A city that has no skate park, becomes a skate park. That is how “skateboard activist” Dillon Johnson describes his frustration with the fact that Bloemfontein, a city of hundreds of skateboarders, still doesn’t have a skate park.
But in spite of the frustration, local skaters, with Johnson leading from the front, do not rest on their laurels. They believe skateboarding is a vital part of any urban community and they will do what they have to to make sure it grows and develops to take its rightful place in society.
“Skateboarding has been a common feature of South Africa’s urban environment for many decades. In fact, it’s so popular with youth that today there are few cities on the planet that don’t boast at least one group skateboarding youth group. It offers a healthy, athletic option for today’s youth.
“Many skateboarders skate several times a week and often for hours at a time. There is clearly a commitment for these individuals to develop their skills, yet they do this without coaches, teams, and often without even an appropriate place to do it,” says Johnson.
However, they are not taking this lying down any longer.
They believe that 2020 will be the year the tide will change for skateboarders in the City of Roses. And they are not leaving it to chance, but taking it into their own hands, through their Create Skate Academy.
“Other cities have taken full advantage of using skateboarding as a tool to get kids out of the streets. We want to go beyond that, challenging ourselves to bring out the gifts children possess before other people put them down at an early stage.

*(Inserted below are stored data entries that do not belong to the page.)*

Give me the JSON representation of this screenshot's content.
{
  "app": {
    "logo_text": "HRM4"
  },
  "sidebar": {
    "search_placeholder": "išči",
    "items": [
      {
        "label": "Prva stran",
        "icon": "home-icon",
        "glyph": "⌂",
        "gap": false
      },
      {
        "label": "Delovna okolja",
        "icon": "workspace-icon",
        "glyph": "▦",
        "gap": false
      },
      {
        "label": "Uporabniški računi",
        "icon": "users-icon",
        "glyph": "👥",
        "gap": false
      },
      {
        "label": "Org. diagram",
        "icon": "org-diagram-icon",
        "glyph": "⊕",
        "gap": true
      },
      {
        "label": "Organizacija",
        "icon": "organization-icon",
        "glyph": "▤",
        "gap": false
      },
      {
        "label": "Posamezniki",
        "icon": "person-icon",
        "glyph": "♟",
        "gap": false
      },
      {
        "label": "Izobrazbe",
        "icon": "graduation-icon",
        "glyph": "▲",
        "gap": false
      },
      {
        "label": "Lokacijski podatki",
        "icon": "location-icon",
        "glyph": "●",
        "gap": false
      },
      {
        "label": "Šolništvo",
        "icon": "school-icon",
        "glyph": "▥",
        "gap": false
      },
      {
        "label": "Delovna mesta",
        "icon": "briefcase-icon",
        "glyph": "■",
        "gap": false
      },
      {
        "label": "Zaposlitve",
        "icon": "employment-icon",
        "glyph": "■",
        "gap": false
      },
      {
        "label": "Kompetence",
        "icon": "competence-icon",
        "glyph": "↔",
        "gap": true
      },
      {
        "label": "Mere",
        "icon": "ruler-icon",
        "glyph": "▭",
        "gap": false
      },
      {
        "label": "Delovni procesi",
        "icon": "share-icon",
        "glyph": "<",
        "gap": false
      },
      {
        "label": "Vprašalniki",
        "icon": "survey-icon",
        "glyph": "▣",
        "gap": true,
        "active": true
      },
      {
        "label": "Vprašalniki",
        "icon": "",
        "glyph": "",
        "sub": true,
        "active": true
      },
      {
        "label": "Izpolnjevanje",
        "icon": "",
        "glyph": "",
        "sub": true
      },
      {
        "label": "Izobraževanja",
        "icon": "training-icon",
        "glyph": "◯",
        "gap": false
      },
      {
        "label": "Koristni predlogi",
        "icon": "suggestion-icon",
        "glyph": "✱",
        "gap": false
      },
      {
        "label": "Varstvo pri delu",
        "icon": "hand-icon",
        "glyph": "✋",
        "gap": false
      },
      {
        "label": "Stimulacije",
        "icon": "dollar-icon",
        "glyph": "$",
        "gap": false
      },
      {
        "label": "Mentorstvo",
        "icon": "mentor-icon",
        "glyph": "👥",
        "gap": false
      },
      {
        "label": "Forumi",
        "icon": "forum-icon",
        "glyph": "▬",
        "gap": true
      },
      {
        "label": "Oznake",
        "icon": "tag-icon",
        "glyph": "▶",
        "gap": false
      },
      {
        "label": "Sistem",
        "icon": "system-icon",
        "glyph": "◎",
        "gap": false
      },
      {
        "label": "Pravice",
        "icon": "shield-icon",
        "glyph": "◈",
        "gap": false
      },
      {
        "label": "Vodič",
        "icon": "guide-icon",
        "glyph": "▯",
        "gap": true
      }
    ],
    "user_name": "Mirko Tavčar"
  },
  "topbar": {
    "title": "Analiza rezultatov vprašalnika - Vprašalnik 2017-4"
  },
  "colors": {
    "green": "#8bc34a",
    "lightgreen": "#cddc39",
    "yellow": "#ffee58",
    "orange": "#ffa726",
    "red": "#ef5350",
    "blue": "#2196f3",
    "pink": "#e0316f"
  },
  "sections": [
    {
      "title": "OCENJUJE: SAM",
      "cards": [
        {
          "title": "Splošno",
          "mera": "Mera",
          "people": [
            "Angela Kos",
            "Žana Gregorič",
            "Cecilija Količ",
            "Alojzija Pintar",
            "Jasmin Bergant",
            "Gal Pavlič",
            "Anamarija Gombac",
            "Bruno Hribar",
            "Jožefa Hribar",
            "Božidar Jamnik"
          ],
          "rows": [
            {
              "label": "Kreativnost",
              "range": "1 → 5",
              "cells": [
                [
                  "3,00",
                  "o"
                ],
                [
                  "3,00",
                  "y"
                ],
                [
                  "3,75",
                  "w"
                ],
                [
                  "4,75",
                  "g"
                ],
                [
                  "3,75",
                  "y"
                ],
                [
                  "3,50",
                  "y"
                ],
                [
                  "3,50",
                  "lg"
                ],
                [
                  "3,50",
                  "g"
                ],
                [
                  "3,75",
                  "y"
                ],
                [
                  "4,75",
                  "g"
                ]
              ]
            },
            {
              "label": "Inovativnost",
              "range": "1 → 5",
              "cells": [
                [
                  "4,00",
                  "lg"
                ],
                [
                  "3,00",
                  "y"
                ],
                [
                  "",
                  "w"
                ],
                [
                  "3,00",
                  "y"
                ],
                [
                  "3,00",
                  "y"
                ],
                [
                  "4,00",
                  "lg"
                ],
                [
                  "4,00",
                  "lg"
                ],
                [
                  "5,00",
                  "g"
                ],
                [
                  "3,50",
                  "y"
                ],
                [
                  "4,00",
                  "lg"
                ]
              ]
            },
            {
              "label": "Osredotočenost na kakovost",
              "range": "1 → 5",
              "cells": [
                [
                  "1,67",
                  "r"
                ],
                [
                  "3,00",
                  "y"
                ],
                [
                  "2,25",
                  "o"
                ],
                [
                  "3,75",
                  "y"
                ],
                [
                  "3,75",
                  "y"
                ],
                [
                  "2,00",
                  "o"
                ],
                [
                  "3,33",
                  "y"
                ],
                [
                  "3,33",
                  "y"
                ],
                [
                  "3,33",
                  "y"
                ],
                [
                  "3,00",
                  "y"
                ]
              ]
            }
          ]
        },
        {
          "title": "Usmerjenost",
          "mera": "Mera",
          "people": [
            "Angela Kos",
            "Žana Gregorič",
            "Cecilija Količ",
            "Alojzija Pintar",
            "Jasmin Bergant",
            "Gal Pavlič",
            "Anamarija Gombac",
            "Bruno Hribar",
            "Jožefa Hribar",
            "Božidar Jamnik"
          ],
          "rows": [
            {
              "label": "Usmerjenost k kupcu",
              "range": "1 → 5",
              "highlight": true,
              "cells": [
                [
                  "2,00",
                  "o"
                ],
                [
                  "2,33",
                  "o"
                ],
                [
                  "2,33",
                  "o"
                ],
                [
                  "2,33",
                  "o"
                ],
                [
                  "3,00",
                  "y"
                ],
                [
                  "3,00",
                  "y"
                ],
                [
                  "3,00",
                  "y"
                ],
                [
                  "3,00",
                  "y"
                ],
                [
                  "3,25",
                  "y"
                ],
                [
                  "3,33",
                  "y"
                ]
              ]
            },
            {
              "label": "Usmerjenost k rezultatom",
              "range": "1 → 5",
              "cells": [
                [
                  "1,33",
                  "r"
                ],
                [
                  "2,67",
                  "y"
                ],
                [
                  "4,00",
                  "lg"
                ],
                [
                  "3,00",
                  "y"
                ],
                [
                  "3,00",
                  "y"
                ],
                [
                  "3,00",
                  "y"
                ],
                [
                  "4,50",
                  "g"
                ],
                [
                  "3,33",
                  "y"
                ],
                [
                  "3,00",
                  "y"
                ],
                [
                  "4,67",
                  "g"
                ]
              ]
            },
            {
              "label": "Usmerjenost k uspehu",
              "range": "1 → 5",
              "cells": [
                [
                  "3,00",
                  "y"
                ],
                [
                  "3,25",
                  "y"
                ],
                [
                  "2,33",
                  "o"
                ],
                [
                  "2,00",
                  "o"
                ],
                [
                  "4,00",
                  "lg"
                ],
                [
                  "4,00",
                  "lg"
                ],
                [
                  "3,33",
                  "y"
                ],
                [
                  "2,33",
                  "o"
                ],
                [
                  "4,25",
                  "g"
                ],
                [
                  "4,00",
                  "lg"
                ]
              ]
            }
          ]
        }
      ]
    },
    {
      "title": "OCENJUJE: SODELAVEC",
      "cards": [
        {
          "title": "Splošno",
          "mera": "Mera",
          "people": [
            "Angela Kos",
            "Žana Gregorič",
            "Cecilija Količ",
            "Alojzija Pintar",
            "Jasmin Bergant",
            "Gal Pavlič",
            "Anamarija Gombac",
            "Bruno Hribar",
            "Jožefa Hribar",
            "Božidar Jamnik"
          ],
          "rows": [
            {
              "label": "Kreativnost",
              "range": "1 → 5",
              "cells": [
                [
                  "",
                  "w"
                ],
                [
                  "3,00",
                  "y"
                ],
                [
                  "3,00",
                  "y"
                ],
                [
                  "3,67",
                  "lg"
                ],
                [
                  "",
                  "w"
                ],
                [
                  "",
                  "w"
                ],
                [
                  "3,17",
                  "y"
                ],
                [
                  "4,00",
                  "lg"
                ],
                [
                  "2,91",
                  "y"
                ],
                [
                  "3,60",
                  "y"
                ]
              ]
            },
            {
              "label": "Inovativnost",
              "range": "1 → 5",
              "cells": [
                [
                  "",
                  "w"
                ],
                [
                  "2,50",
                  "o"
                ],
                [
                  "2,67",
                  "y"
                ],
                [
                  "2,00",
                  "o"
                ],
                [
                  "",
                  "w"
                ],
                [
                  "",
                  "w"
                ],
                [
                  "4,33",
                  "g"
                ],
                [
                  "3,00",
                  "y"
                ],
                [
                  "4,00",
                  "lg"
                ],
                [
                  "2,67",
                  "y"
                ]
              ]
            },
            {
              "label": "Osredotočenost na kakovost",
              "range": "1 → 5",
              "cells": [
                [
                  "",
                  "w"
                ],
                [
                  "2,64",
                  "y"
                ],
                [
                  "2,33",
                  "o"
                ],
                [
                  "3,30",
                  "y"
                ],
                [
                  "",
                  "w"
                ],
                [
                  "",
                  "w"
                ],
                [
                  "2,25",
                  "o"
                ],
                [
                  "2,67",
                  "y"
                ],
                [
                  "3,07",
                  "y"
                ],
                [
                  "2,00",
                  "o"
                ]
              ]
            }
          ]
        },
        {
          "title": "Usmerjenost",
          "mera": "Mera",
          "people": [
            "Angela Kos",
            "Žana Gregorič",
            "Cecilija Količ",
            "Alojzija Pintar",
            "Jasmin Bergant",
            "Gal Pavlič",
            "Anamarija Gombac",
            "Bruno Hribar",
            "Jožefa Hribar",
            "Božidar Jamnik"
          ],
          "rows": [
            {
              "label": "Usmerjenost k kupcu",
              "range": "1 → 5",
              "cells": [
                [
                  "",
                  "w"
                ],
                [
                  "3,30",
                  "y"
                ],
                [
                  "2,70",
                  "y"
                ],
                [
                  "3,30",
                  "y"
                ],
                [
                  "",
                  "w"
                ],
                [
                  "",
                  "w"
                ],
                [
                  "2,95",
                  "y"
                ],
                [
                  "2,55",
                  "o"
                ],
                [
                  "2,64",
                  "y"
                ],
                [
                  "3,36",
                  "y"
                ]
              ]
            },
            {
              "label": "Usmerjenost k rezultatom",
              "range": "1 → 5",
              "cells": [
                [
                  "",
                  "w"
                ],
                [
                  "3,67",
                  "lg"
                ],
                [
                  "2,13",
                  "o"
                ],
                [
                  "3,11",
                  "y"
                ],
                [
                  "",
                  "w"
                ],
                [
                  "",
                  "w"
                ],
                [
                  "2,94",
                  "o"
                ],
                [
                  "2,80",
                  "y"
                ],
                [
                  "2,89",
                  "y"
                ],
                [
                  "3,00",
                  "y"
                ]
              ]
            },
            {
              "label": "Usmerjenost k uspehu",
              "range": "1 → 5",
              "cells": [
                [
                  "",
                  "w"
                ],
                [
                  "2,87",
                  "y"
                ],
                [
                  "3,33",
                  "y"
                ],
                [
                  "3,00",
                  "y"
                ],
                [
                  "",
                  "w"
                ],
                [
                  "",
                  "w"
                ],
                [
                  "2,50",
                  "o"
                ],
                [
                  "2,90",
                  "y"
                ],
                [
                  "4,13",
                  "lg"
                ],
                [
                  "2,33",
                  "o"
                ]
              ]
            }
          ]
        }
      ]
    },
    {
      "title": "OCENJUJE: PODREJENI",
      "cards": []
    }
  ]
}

Johnson and his group of skateboarders teach youngsters the special skills they need to become good skaters. They focus on mutual help among the students so that more experienced skaters help less experienced skaters with everything from homework to advice, and through a new venture they want to become their own suppliers of equipment such as boards, bearings, etc.
“We assist our students with the exact moves and tricks they come up with at a given moment. This way, we let them find their own style in skateboarding, letting them achieve the freedom and amazing qualities that come with it. We also focus on the playing element in skateboarding.
“This makes our classes a great place for playing, learning and being part of a community. We are offering the classes for free at the moment, so anyone who wants to volunteer in helping with the kids, or have some skill or art they can teach, even if you’re good at helping with homework, please contact me on 065-955-7253.
Any donations (shoes, school accessories, food, etc.) will also be appreciated,” Johnson says.
Create Skate Academy reopens on 15 January 2020.